Linux(显然还有一些其他 UNIX 系统)具有mmap(2)MAP_NORESERVE标志,可用于显式启用交换空间过度使用。当您希望映射的文件大于系统上可用的可用内存量时,这会很有用。

This is particularly handy when used with MAP_PRIVATEand only intend to write to a small portion of the memory mapped range, since this would otherwise trigger swap space reservation of the entire file (or cause the system to return ENOMEM, if system wide overcommitting hasn't been enabled and you exceed the free memory of the system).

这在与MAP_PRIVATE仅打算写入内存映射范围的一小部分一起使用时特别方便,因为否则这将触发整个文件的交换空间保留(或导致系统返回ENOMEM,如果系统范围的过度使用尚未发生)已启用并且您超出了系统的可用内存)。

The issue to watch out for is that if you do write to a large portion of this memory, the lazy swap space reservation may cause your application to consume all the free RAM and swap on the system, eventually triggering the OOM killer (Linux) or causing your app to receive a SIGSEGV.

需要注意的问题是,如果您确实写入了该内存的很大一部分,则延迟交换空间保留可能会导致您的应用程序消耗系统上的所有空闲 RAM 和交换,最终触发 OOM 杀手 (Linux) 或导致您的应用收到SIGSEGV.

回答by Mat

You don't have enough virtual memory to handle that mapping.

您没有足够的虚拟内存来处理该映射。

As an example, I have a machine here with 8G RAM, and ~8G swap (so 16G total virtual memory available).

例如,我这里有一台机器有 8G RAM 和 ~8G 交换(因此总共有 16G 可用虚拟内存)。

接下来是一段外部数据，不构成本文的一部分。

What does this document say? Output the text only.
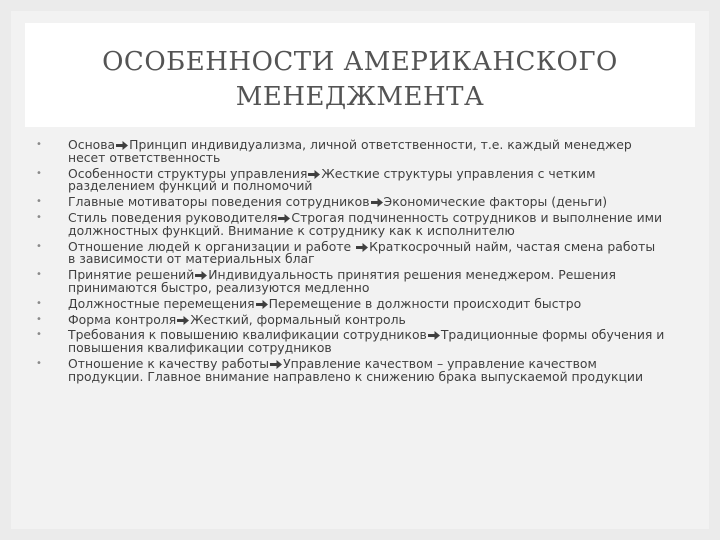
ОСОБЕННОСТИ АМЕРИКАНСКОГО
МЕНЕДЖМЕНТА
• Основа Принцип индивидуализма, личной ответственности, т.е. каждый менеджер несет ответственность
• Особенности структуры управления Жесткие структуры управления с четким разделением функций и полномочий
• Главные мотиваторы поведения сотрудников Экономические факторы (деньги)
• Стиль поведения руководителя Строгая подчиненность сотрудников и выполнение ими должностных функций. Внимание к сотруднику как к исполнителю
• Отношение людей к организации и работе Краткосрочный найм, частая смена работы в зависимости от материальных благ
• Принятие решений Индивидуальность принятия решения менеджером. Решения принимаются быстро, реализуются медленно
• Должностные перемещения Перемещение в должности происходит быстро
• Форма контроля Жесткий, формальный контроль
• Требования к повышению квалификации сотрудников Традиционные формы обучения и повышения квалификации сотрудников
• Отношение к качеству работы Управление качеством – управление качеством продукции. Главное внимание направлено к снижению брака выпускаемой продукции
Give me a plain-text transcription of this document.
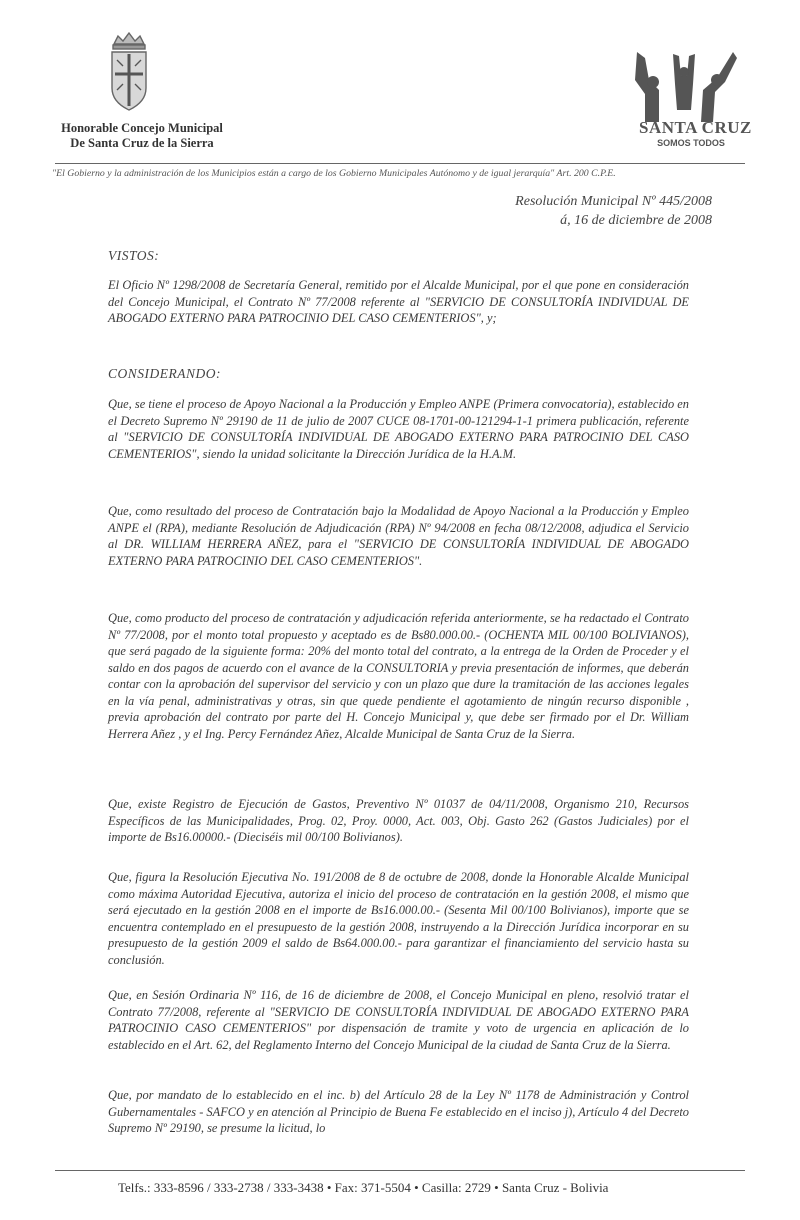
Honorable Concejo Municipal
De Santa Cruz de la Sierra
SANTA CRUZ
SOMOS TODOS
"El Gobierno y la administración de los Municipios están a cargo de los Gobierno Municipales Autónomo y de igual jerarquía" Art. 200 C.P.E.
Resolución Municipal Nº 445/2008
á, 16 de diciembre de 2008
VISTOS:
El Oficio Nº 1298/2008 de Secretaría General, remitido por el Alcalde Municipal, por el que pone en consideración del Concejo Municipal, el Contrato Nº 77/2008 referente al "SERVICIO DE CONSULTORÍA INDIVIDUAL DE ABOGADO EXTERNO PARA PATROCINIO DEL CASO CEMENTERIOS", y;
CONSIDERANDO:
Que, se tiene el proceso de Apoyo Nacional a la Producción y Empleo ANPE (Primera convocatoria), establecido en el Decreto Supremo Nº 29190 de 11 de julio de 2007 CUCE 08-1701-00-121294-1-1 primera publicación, referente al "SERVICIO DE CONSULTORÍA INDIVIDUAL DE ABOGADO EXTERNO PARA PATROCINIO DEL CASO CEMENTERIOS", siendo la unidad solicitante la Dirección Jurídica de la H.A.M.
Que, como resultado del proceso de Contratación bajo la Modalidad de Apoyo Nacional a la Producción y Empleo ANPE el (RPA), mediante Resolución de Adjudicación (RPA) Nº 94/2008 en fecha 08/12/2008, adjudica el Servicio al DR. WILLIAM HERRERA AÑEZ, para el "SERVICIO DE CONSULTORÍA INDIVIDUAL DE ABOGADO EXTERNO PARA PATROCINIO DEL CASO CEMENTERIOS".
Que, como producto del proceso de contratación y adjudicación referida anteriormente, se ha redactado el Contrato Nº 77/2008, por el monto total propuesto y aceptado es de Bs80.000.00.- (OCHENTA MIL 00/100 BOLIVIANOS), que será pagado de la siguiente forma: 20% del monto total del contrato, a la entrega de la Orden de Proceder y el saldo en dos pagos de acuerdo con el avance de la CONSULTORIA y previa presentación de informes, que deberán contar con la aprobación del supervisor del servicio y con un plazo que dure la tramitación de las acciones legales en la vía penal, administrativas y otras, sin que quede pendiente el agotamiento de ningún recurso disponible , previa aprobación del contrato por parte del H. Concejo Municipal y, que debe ser firmado por el Dr. William Herrera Añez , y el Ing. Percy Fernández Añez, Alcalde Municipal de Santa Cruz de la Sierra.
Que, existe Registro de Ejecución de Gastos, Preventivo Nº 01037 de 04/11/2008, Organismo 210, Recursos Específicos de las Municipalidades, Prog. 02, Proy. 0000, Act. 003, Obj. Gasto 262 (Gastos Judiciales) por el importe de Bs16.00000.- (Dieciséis mil 00/100 Bolivianos).
Que, figura la Resolución Ejecutiva No. 191/2008 de 8 de octubre de 2008, donde la Honorable Alcalde Municipal como máxima Autoridad Ejecutiva, autoriza el inicio del proceso de contratación en la gestión 2008, el mismo que será ejecutado en la gestión 2008 en el importe de Bs16.000.00.- (Sesenta Mil 00/100 Bolivianos), importe que se encuentra contemplado en el presupuesto de la gestión 2008, instruyendo a la Dirección Jurídica incorporar en su presupuesto de la gestión 2009 el saldo de Bs64.000.00.- para garantizar el financiamiento del servicio hasta su conclusión.
Que, en Sesión Ordinaria Nº 116, de 16 de diciembre de 2008, el Concejo Municipal en pleno, resolvió tratar el Contrato 77/2008, referente al "SERVICIO DE CONSULTORÍA INDIVIDUAL DE ABOGADO EXTERNO PARA PATROCINIO CASO CEMENTERIOS" por dispensación de tramite y voto de urgencia en aplicación de lo establecido en el Art. 62, del Reglamento Interno del Concejo Municipal de la ciudad de Santa Cruz de la Sierra.
Que, por mandato de lo establecido en el inc. b) del Artículo 28 de la Ley Nº 1178 de Administración y Control Gubernamentales - SAFCO y en atención al Principio de Buena Fe establecido en el inciso j), Artículo 4 del Decreto Supremo Nº 29190, se presume la licitud, lo
Telfs.: 333-8596 / 333-2738 / 333-3438 • Fax: 371-5504 • Casilla: 2729 • Santa Cruz - Bolivia
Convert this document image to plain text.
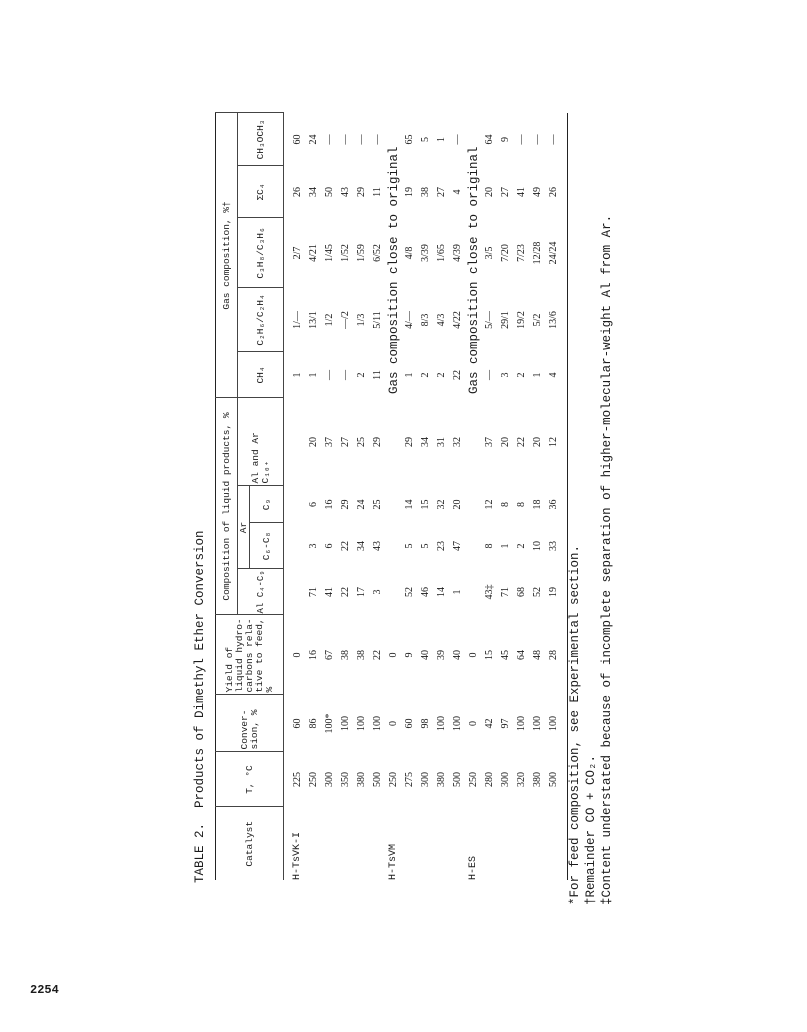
TABLE 2.  Products of Dimethyl Ether Conversion	Catalyst	T, °C	Conver- sion, %	Yield of liquid hydro- carbons rela- tive to feed, %	Composition of liquid products, %				Gas composition, %†				
				Al C₄-C₉	Ar		Al and Ar C₁₀₊	CH₄	C₂H₆/C₂H₄	C₃H₈/C₃H₆	ΣC₄	CH₃OCH₃
					C₆-C₈	C₉						

H-TsVK-I	225	60	0					1	1/—	2/7	26	60
	250	86	16	71	3	6	20	1	13/1	4/21	34	24
	300	100*	67	41	6	16	37	—	1/2	1/45	50	—
	350	100	38	22	22	29	27	—	—/2	1/52	43	—
	380	100	38	17	34	24	25	2	1/3	1/59	29	—
	500	100	22	3	43	25	29	11	5/11	6/52	11	—
H-TsVM	250	0	0					Gas composition close to original				
	275	60	9	52	5	14	29	1	4/—	4/8	19	65
	300	98	40	46	5	15	34	2	8/3	3/39	38	5
	380	100	39	14	23	32	31	2	4/3	1/65	27	1
	500	100	40	1	47	20	32	22	4/22	4/39	4	—
H-ES	250	0	0					Gas composition close to original				
	280	42	15	43‡	8	12	37	—	5/—	3/5	20	64
	300	97	45	71	1	8	20	3	29/1	7/20	27	9
	320	100	64	68	2	8	22	2	19/2	7/23	41	—
	380	100	48	52	10	18	20	1	5/2	12/28	49	—
	500	100	28	19	33	36	12	4	13/6	24/24	26	—

*For feed composition, see Experimental section. †Remainder CO + CO₂. ‡Content understated because of incomplete separation of higher-molecular-weight Al from Ar.
2254
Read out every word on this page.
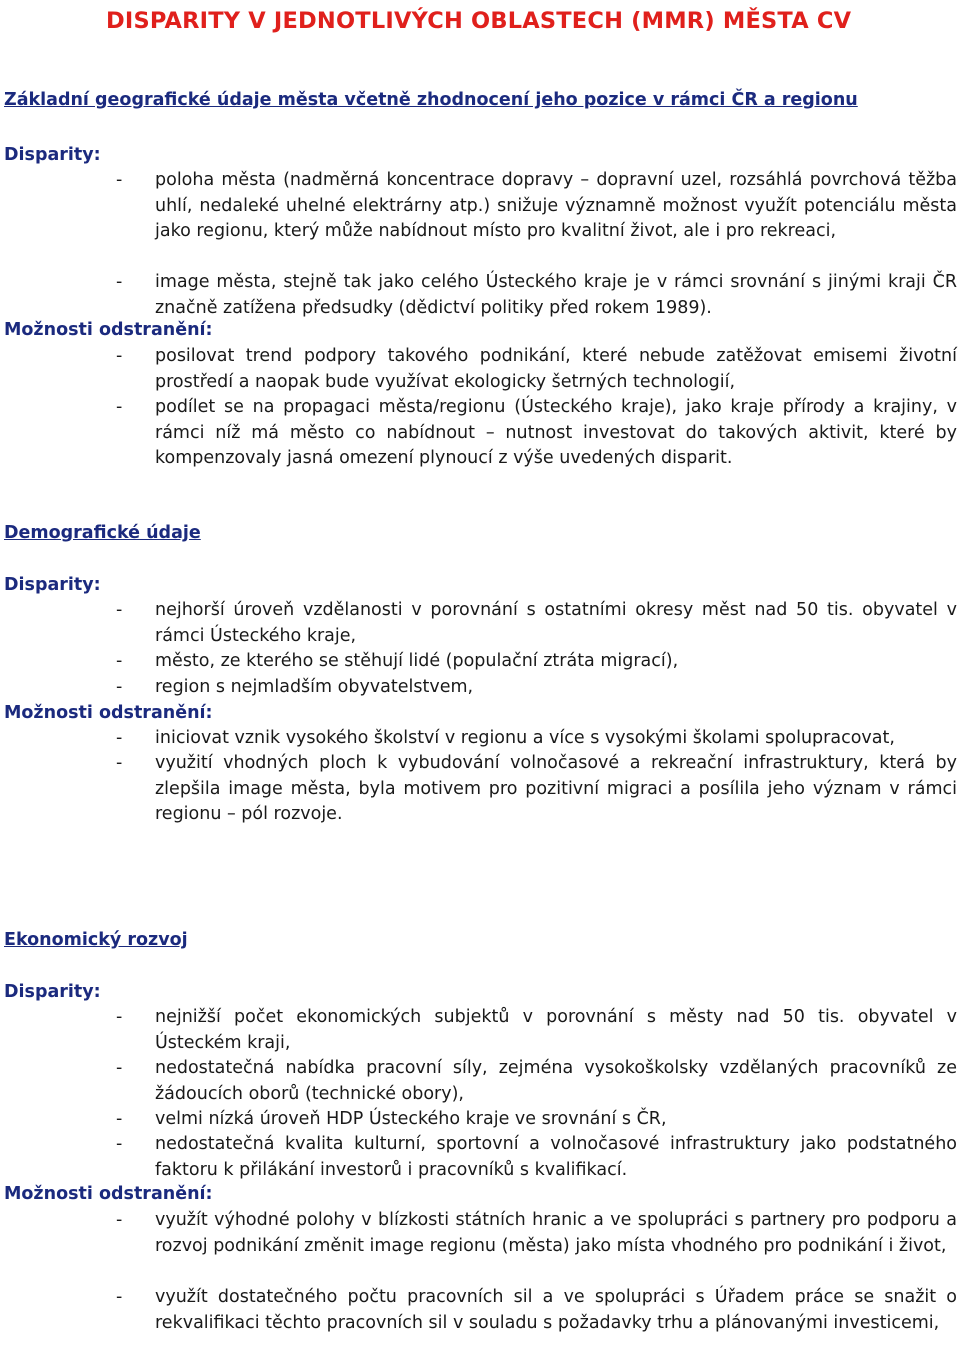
DISPARITY V JEDNOTLIVÝCH OBLASTECH (MMR) MĚSTA CV
Základní geografické údaje města včetně zhodnocení jeho pozice v rámci ČR a regionu
Disparity:
- poloha města (nadměrná koncentrace dopravy – dopravní uzel, rozsáhlá povrchová těžba uhlí, nedaleké uhelné elektrárny atp.) snižuje významně možnost využít potenciálu města jako regionu, který může nabídnout místo pro kvalitní život, ale i pro rekreaci,
- image města, stejně tak jako celého Ústeckého kraje je v rámci srovnání s jinými kraji ČR značně zatížena předsudky (dědictví politiky před rokem 1989).
Možnosti odstranění:
- posilovat trend podpory takového podnikání, které nebude zatěžovat emisemi životní prostředí a naopak bude využívat ekologicky šetrných technologií,
- podílet se na propagaci města/regionu (Ústeckého kraje), jako kraje přírody a krajiny, v rámci níž má město co nabídnout – nutnost investovat do takových aktivit, které by kompenzovaly jasná omezení plynoucí z výše uvedených disparit.
Demografické údaje
Disparity:
- nejhorší úroveň vzdělanosti v porovnání s ostatními okresy měst nad 50 tis. obyvatel v rámci Ústeckého kraje,
- město, ze kterého se stěhují lidé (populační ztráta migrací),
- region s nejmladším obyvatelstvem,
Možnosti odstranění:
- iniciovat vznik vysokého školství v regionu a více s vysokými školami spolupracovat,
- využití vhodných ploch k vybudování volnočasové a rekreační infrastruktury, která by zlepšila image města, byla motivem pro pozitivní migraci a posílila jeho význam v rámci regionu – pól rozvoje.
Ekonomický rozvoj
Disparity:
- nejnižší počet ekonomických subjektů v porovnání s městy nad 50 tis. obyvatel v Ústeckém kraji,
- nedostatečná nabídka pracovní síly, zejména vysokoškolsky vzdělaných pracovníků ze žádoucích oborů (technické obory),
- velmi nízká úroveň HDP Ústeckého kraje ve srovnání s ČR,
- nedostatečná kvalita kulturní, sportovní a volnočasové infrastruktury jako podstatného faktoru k přilákání investorů i pracovníků s kvalifikací.
Možnosti odstranění:
- využít výhodné polohy v blízkosti státních hranic a ve spolupráci s partnery pro podporu a rozvoj podnikání změnit image regionu (města) jako místa vhodného pro podnikání i život,
- využít dostatečného počtu pracovních sil a ve spolupráci s Úřadem práce se snažit o rekvalifikaci těchto pracovních sil v souladu s požadavky trhu a plánovanými investicemi,
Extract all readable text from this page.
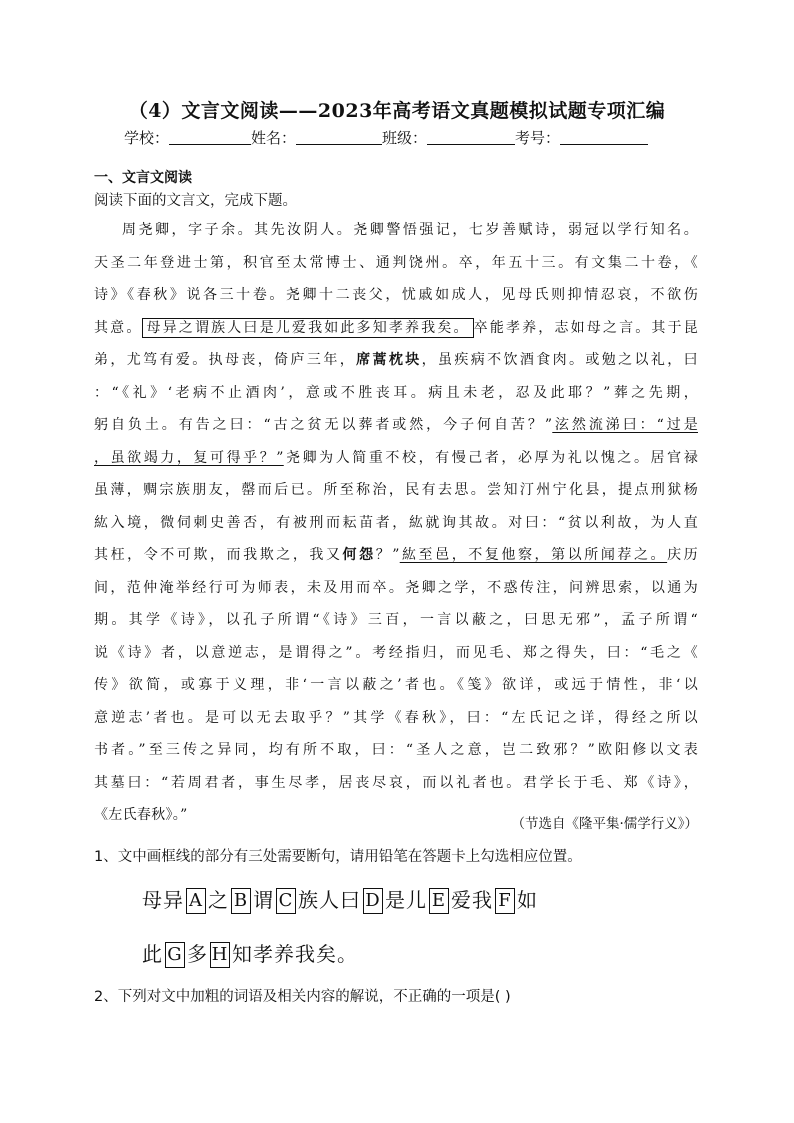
（4）文言文阅读——2023年高考语文真题模拟试题专项汇编
学校：	姓名：	班级：	考号：
一、文言文阅读
阅读下面的文言文，完成下题。
周尧卿，字子余。其先汝阴人。尧卿警悟强记，七岁善赋诗，弱冠以学行知名。
天圣二年登进士第，积官至太常博士、通判饶州。卒，年五十三。有文集二十卷，《
诗》《春秋》说各三十卷。尧卿十二丧父，忧戚如成人，见母氏则抑情忍哀，不欲伤
其意。 母异之谓族人曰是儿爱我如此多知孝养我矣。 卒能孝养，志如母之言。其于昆
弟，尤笃有爱。执母丧，倚庐三年，席蒿枕块，虽疾病不饮酒食肉。或勉之以礼，曰
：“《礼》‘老病不止酒肉’，意或不胜丧耳。病且未老，忍及此耶？”葬之先期，
躬自负土。有告之曰：“古之贫无以葬者或然，今子何自苦？”泫然流涕曰：“过是
，虽欲竭力，复可得乎？”尧卿为人简重不校，有慢己者，必厚为礼以愧之。居官禄
虽薄，赒宗族朋友，罄而后已。所至称治，民有去思。尝知汀州宁化县，提点刑狱杨
紘入境，微伺刺史善否，有被刑而耘苗者，紘就询其故。对曰：“贫以利故，为人直
其枉，令不可欺，而我欺之，我又何怨？”紘至邑，不复他察，第以所闻荐之。庆历
间，范仲淹举经行可为师表，未及用而卒。尧卿之学，不惑传注，问辨思索，以通为
期。其学《诗》，以孔子所谓“《诗》三百，一言以蔽之，曰思无邪”，孟子所谓“
说《诗》者，以意逆志，是谓得之”。考经指归，而见毛、郑之得失，曰：“毛之《
传》欲简，或寡于义理，非‘一言以蔽之’者也。《笺》欲详，或远于情性，非‘以
意逆志’者也。是可以无去取乎？”其学《春秋》，曰：“左氏记之详，得经之所以
书者。”至三传之异同，均有所不取，曰：“圣人之意，岂二致邪？”欧阳修以文表
其墓曰：“若周君者，事生尽孝，居丧尽哀，而以礼者也。君学长于毛、郑《诗》，
《左氏春秋》。”
（节选自《隆平集·儒学行义》）
1、文中画框线的部分有三处需要断句，请用铅笔在答题卡上勾选相应位置。
母异 A 之 B 谓 C 族人曰 D 是儿 E 爱我 F 如
此 G 多 H 知孝养我矣。
2、下列对文中加粗的词语及相关内容的解说，不正确的一项是( )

If I run your code on a VirtualBox snapshot that is ~8G, it works fine:

如果我在 ~8G 的 VirtualBox 快照上运行你的代码,它工作正常:

$ ls -lh /media/vms/.../snap.vdi
-rw------- 1 me users 9.2G Aug  6 16:02 /media/vms/.../snap.vdi
$ ./a.out /media/vms/.../snap.vdi
Size: 9820000256 
[0]=3C [1]=3C [2]=3C [3]=20 [4]=4F [5]=72 [6]=61 [7]=63 [8]=6C [9]=65 

Now, if I drop the swap, I'm left with 8G total memory. (Don'trun this on an active server.) And the result is:

现在,如果我放弃交换,我只剩下 8G 的总内存。(不要在活动服务器上运行它。)结果是:

$ sudo swapoff -a
$ ./a.out /media/vms/.../snap.vdi
Size: 9820000256 
mmap: Cannot allocate memory

So make sure you have enough virtual memory to hold that mapping (even if you only touch a few pages in that file).

因此,请确保您有足够的虚拟内存来保存该映射(即使您只触及该文件中的几页)。